Enlarge Image Elf Finger Found In Box Of Keebler Cookies

Police explain that elves grow in size once they leave the magic tree.

Quinn said Keebler's safety violations number in the hundreds, and singled out a controversial, high-velocity device retrofitted in 1992 to manufacture Chips Deluxe cookies.

"During the 13 years the device has been in use, it has pelted numerous elves with chocolate chips," Quinn said. "Just last year, an elf was hospitalized after being pummeled with chips moving at speeds exceeding 80 miles per hour."

The elf, 212-year-old Ireth Telemnar, later died from massive internal bleeding and head trauma.

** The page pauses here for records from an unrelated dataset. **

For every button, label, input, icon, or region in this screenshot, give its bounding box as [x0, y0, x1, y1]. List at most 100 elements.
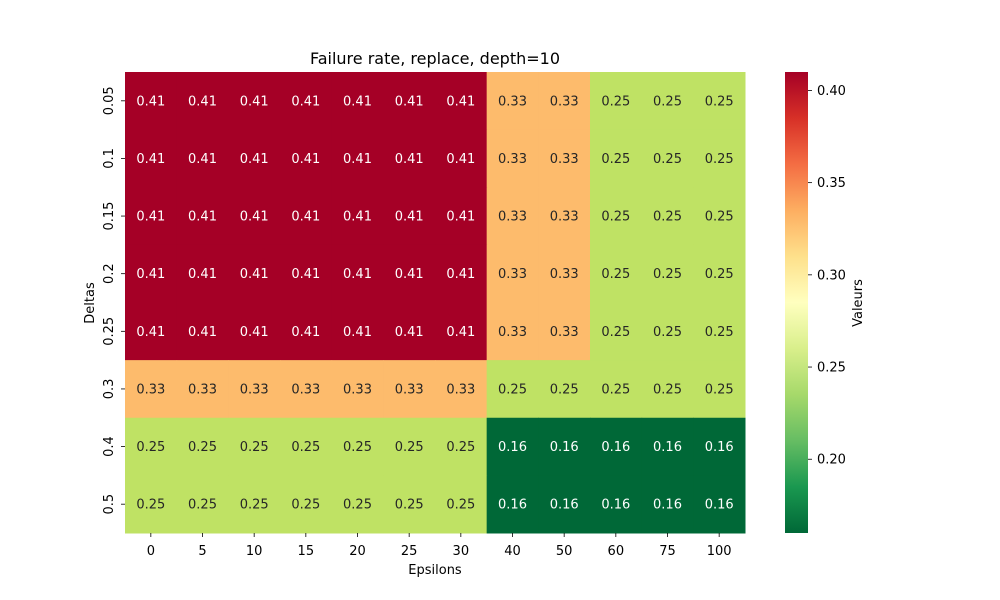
y-tick-label: 0.4 [102, 436, 117, 457]
heatmap-cell-labels: 0.41 0.41 0.41 0.41 0.41 0.41 0.41 0.33 0.33 0.25… [136, 94, 733, 512]
heatmap-cell [280, 302, 333, 361]
heatmap-cell [228, 129, 281, 188]
heatmap-cell [435, 187, 488, 246]
heatmap-cell [693, 72, 746, 131]
heatmap-cell [125, 72, 178, 131]
heatmap-cell [538, 72, 591, 131]
x-tick-label: 50 [556, 544, 573, 559]
cell-value-label: 0.16 [705, 498, 734, 513]
cell-value-label: 0.33 [291, 382, 320, 397]
cell-value-label: 0.25 [705, 267, 734, 282]
y-tick-label: 0.1 [102, 148, 117, 169]
x-tick-label: 25 [401, 544, 418, 559]
cell-value-label: 0.33 [498, 267, 527, 282]
heatmap-cell [693, 302, 746, 361]
heatmap-cell [590, 417, 643, 476]
heatmap-cell [486, 417, 539, 476]
cell-value-label: 0.16 [550, 440, 579, 455]
heatmap-cell [228, 72, 281, 131]
cell-value-label: 0.25 [601, 152, 630, 167]
heatmap-cell [383, 475, 436, 534]
cell-value-label: 0.41 [291, 325, 320, 340]
heatmap-cell [486, 302, 539, 361]
cell-value-label: 0.41 [343, 152, 372, 167]
heatmap-cell [486, 360, 539, 419]
cell-value-label: 0.25 [343, 498, 372, 513]
heatmap-cell [486, 244, 539, 303]
cell-value-label: 0.16 [653, 498, 682, 513]
cell-value-label: 0.25 [446, 498, 475, 513]
cell-value-label: 0.25 [653, 152, 682, 167]
y-tick-label: 0.5 [102, 494, 117, 515]
cell-value-label: 0.41 [343, 94, 372, 109]
cell-value-label: 0.41 [136, 325, 165, 340]
heatmap-cell [383, 244, 436, 303]
cell-value-label: 0.25 [653, 382, 682, 397]
x-axis-label: Epsilons [408, 563, 462, 578]
cell-value-label: 0.25 [188, 498, 217, 513]
cell-value-label: 0.25 [550, 382, 579, 397]
heatmap-cell [176, 129, 229, 188]
heatmap-cell [176, 72, 229, 131]
heatmap-cell [125, 475, 178, 534]
cell-value-label: 0.25 [136, 440, 165, 455]
x-tick-label: 60 [608, 544, 625, 559]
heatmap-cell [228, 475, 281, 534]
colorbar-tick-label: 0.25 [817, 361, 846, 376]
heatmap-cell [280, 475, 333, 534]
cell-value-label: 0.25 [705, 152, 734, 167]
cell-value-label: 0.41 [395, 152, 424, 167]
heatmap-cell [590, 475, 643, 534]
heatmap-cell [331, 417, 384, 476]
cell-value-label: 0.16 [653, 440, 682, 455]
cell-value-label: 0.33 [498, 210, 527, 225]
heatmap-cell [331, 360, 384, 419]
heatmap-cell [590, 244, 643, 303]
heatmap-cell [383, 360, 436, 419]
heatmap-cell [176, 244, 229, 303]
heatmap-cell [331, 244, 384, 303]
y-tick-label: 0.05 [102, 86, 117, 115]
cell-value-label: 0.25 [136, 498, 165, 513]
x-tick-label: 0 [147, 544, 155, 559]
heatmap-cell [693, 129, 746, 188]
heatmap-cell [176, 187, 229, 246]
colorbar-label: Valeurs [851, 279, 866, 327]
x-tick-label: 75 [659, 544, 676, 559]
cell-value-label: 0.41 [291, 152, 320, 167]
cell-value-label: 0.33 [343, 382, 372, 397]
cell-value-label: 0.25 [705, 325, 734, 340]
heatmap-cell [280, 244, 333, 303]
heatmap-cell [641, 475, 694, 534]
heatmap-cell [641, 72, 694, 131]
cell-value-label: 0.41 [446, 210, 475, 225]
cell-value-label: 0.33 [498, 325, 527, 340]
cell-value-label: 0.25 [601, 325, 630, 340]
heatmap-cell [125, 187, 178, 246]
cell-value-label: 0.25 [498, 382, 527, 397]
cell-value-label: 0.33 [498, 152, 527, 167]
heatmap-cell [486, 475, 539, 534]
heatmap-cell [538, 302, 591, 361]
heatmap-cell [383, 302, 436, 361]
heatmap-cell [486, 72, 539, 131]
cell-value-label: 0.41 [343, 267, 372, 282]
heatmap-cell [176, 417, 229, 476]
cell-value-label: 0.41 [188, 152, 217, 167]
cell-value-label: 0.25 [601, 382, 630, 397]
cell-value-label: 0.41 [240, 210, 269, 225]
heatmap-cell [383, 72, 436, 131]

While no public records are kept on the number of magic-creature body parts that turn up in processed foodstuffs, Calvin Blosser, a senior researcher for the Food and Drug Administration, said that their frequency is very low.

"We estimate that fantasy-creature body fragments in foods such as cookies, crackers, and cereal account for no more than two parts per million," Blosser said. "This is lower than the maximum allowed amount for insect parts and mouse hairs in equivalent products."

Some are questioning Blosser's estimate, as the elfin-finger incident follows an occurrence in April of this year, in which a Sioux City, IA man found the lower half of a diminutive humanoid creature with green leggings, a belt buckle, and pointy green shoes in a box of Lucky Charms cereal. The man settled out of court with General Mills for an undisclosed sum.